There’s a fucking baseball team named after the Texas Rangers! I had no idea that that was what the name referred to. Suitably, they were created to fight Native Americans, and later officially incorporated into law enforcement in 1902. They literally carried out mass executions, the numbers of which will never be known. And still, they’re mindlessly romanticized and celebrated, though it’s hard to expect anything less from such an historically illiterate populace.

Their legacy continues in the modern-day Border Patrol, in that the latter still attracts the worst people. I titled this blog post to remind myself that there are actual humans that choose to do this. Maybe they’re nice people outside of work. They’re fathers, mothers, sisters, brothers, cousins. And they are all complicit to varying degrees in the death of Carlos Gregorio Hernandez Vasquez. From the ProPublica report, Carlos was

captain of the soccer team and excelled in playing instruments the school had bought by selling raffle tickets. “He played percussion and the bombo and the lyre and the trumpet,” said Jose Morales Pereira, who was Carlos’ teacher. “He always said, ‘Professor, let’s teach everyone else.’ He was my leader.”
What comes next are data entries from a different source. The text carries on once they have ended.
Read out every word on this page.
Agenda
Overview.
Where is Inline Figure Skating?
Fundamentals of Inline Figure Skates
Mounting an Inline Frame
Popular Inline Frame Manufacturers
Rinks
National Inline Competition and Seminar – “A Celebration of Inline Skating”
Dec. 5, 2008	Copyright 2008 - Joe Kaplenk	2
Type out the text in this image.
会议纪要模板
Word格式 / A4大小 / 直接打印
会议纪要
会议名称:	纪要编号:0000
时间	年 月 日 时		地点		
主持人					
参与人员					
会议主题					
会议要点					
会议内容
I, too, am guilty. Not because I’m a functioning part of the entities that presided over Carlos’s death, but because I’m a beneficiary of neoliberal capitalism and its military caretakers. I’m one of millions who disproportionately consume the world’s resources. I play a role in human misery and ecological destruction, though this is mostly abstracted, obscured and exported to places like Guatemala. It was from there that Carlos left and ultimately returned. At his funeral,

[t]housands of mourners poured in from around the country to follow behind his casket, which was borne by soccer teammates down a long dirt road to the cemetery.

Pallbearers taped his royal blue No. 9 soccer jersey to the top of his casket as they laid it to rest. “Maybe in all of his life, the 16 years that he was in this life, maybe he didn’t do many things, but he did move us,” said a speaker at his funeral. “He touched hearts.”

I hope his death wasn’t in vain. But I’m too skeptical not to think otherwise.